To Wed In Winter

The cooler the air, the warmer the reception can be for a couple who marry in the off season.

January 21, 2001|By Cheryl Lu-Lien Tan | Cheryl Lu-Lien Tan,Sun Staff

Sally MacDonald was surprised at how easy it was to plan her wedding.

The Glen Burnie resident had no problem booking her dream venue -- the Pier 5 Hotel, which has a reception area with a sweeping view of Baltimore's Inner Harbor. And she took her time picking from the numerous caterers, florists and photographers who were free on her wedding date and clamoring for her business.

The reason for MacDonald's planning ease was simple -- her wedding took place Jan. 6, which traditionally is a slower time than the summer for those in the business of facilitating conjugal bliss.
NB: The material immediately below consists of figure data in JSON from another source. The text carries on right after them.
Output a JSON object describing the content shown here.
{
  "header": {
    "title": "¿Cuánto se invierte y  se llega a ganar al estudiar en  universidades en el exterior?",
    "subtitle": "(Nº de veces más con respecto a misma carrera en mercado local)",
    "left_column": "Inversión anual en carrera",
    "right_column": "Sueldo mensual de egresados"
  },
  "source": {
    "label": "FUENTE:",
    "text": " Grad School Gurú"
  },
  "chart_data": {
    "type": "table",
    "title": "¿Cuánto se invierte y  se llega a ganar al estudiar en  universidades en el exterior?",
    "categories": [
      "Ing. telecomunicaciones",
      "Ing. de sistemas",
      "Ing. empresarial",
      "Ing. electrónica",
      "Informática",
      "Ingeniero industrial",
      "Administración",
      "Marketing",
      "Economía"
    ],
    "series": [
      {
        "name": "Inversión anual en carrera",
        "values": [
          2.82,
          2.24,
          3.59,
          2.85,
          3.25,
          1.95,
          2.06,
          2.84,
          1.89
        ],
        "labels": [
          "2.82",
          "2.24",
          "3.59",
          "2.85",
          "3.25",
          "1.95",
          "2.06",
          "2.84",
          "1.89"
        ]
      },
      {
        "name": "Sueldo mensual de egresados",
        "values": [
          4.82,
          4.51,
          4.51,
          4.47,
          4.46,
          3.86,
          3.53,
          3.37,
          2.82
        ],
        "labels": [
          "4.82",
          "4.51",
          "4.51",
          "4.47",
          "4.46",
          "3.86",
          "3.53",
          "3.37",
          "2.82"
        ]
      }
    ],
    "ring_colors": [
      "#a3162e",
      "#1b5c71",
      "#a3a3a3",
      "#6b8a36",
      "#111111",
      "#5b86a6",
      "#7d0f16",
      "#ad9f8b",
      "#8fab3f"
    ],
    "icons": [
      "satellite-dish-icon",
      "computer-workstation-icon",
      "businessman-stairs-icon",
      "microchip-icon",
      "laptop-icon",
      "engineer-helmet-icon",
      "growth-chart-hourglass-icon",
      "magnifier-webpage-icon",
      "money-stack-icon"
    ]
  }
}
"It's worked out really well," said MacDonald, a 25-year-old University of Maryland law student. "It's been really easy and fun. And when we went on our bachelorette party, we were the only bachelorette party out. I've been out on some bachelorette parties [in the summer] where there were many out at the same time."

While the summer months remain the most popular time for weddings, winter nuptials have become increasingly popular, experts say. In 1998, the Association of Bridal consultants' annual report showed that almost 18 percent of all weddings took place between January and March. The figure was close to a 5 percent jump from the same period in 1992.

Couples are choosing to wed in the winter for various reasons -- there is wider availability of caterers, locations and photographers during the off-season, and the cost sometimes can be less. Wedding planners are catering to the trend by suggesting ways to create a cozy winter reception. Fashion designers also are incorporating heavier fabrics such as velvet, cashmere and fur into bridal gowns and bridesmaid dresses.

"Why has June traditionally been considered the month for weddings?" said Gerard J. Monaghan, president of the Association of Bridal Consultants, which is based in New Milford, Conn. "Three main reasons -- it was after planting and before harvest; people used to get married straight out of school, and June was right after graduation; and it was after roads dried out from the winter, and people could get to the wedding. Now we're not tied into having dry roads, planting seasons and being out of school, so couples are not limited any more."

The rise in winter nuptials can also be attributed to the fact that more engagements take place between November and February than during the rest of the year, said Kathleen Kennedy, author of "Priceless Weddings for under $5,000" (Random House, $14). Kennedy noted that couples usually marry a year after their engagement, so when people get engaged on Thanksgiving, Christmas or Valentine's Day, they usually prefer to have the wedding the following winter instead of rushing to do it in the summer.

Many couples also are choosing to wed in the matrimonial off-season not only so they can have their pick of vendors the way MacDonald did, but also because catering and location rentals sometimes cost less during the winter months. Carley Roney, co-founder of and author of three books on planning weddings, estimates that couples can save 20 percent if they marry during the winter.

"You have more negotiating power with everybody you're working with," Roney said. "A caterer is probably going to be more willing to take on a small wedding, a photographer is probably not going to have that many weddings in the winter, and the band might play longer. But it also depends on where you are. If you're talking a winter wedding in a skiing area, ... if you want imported French tulips in December, then there go your savings."

Roney added that couples getting married near Christmas sometimes can save on decorations because churches or hotel ballrooms already may be decked out for the holidays.

But there are some drawbacks to marrying in the winter. The colder months are peak season for vacations to warm destinations, so newlyweds may have to fork over more for the honeymoon. Also, the holidays sometimes can interfere with planning when vendors close for Christmas or Thanksgiving. And then there's the higher risk of bad weather.

"With snow season you risk airport closings," said Kennedy, who is based in Chicago. "In Chicago, we had so many airport closings in the last couple of weeks. Can you imagine if you had your wedding scheduled during that? No one could get in and out for the wedding, and you couldn't get out for the honeymoon."

But if the weather holds and the wedding goes on without a hitch, MacDonald reasons, the payoff for picking January will be worth it.

MacDonald and her new husband, Charlie Downey, headed to Saint Lucia after their recent nuptials. Just before their trip, the bride noted that her honeymoon would be especially sweet knowing that while they're sunbathing on the Caribbean island, it's going to be freezing back home in Maryland.

For dresses:

Pick rich colors that match the winter season. Stay away from pastels and instead use jewel or metallic tones. Try gold, silver, ice blue, ice green, navy blue, emerald or burgundy.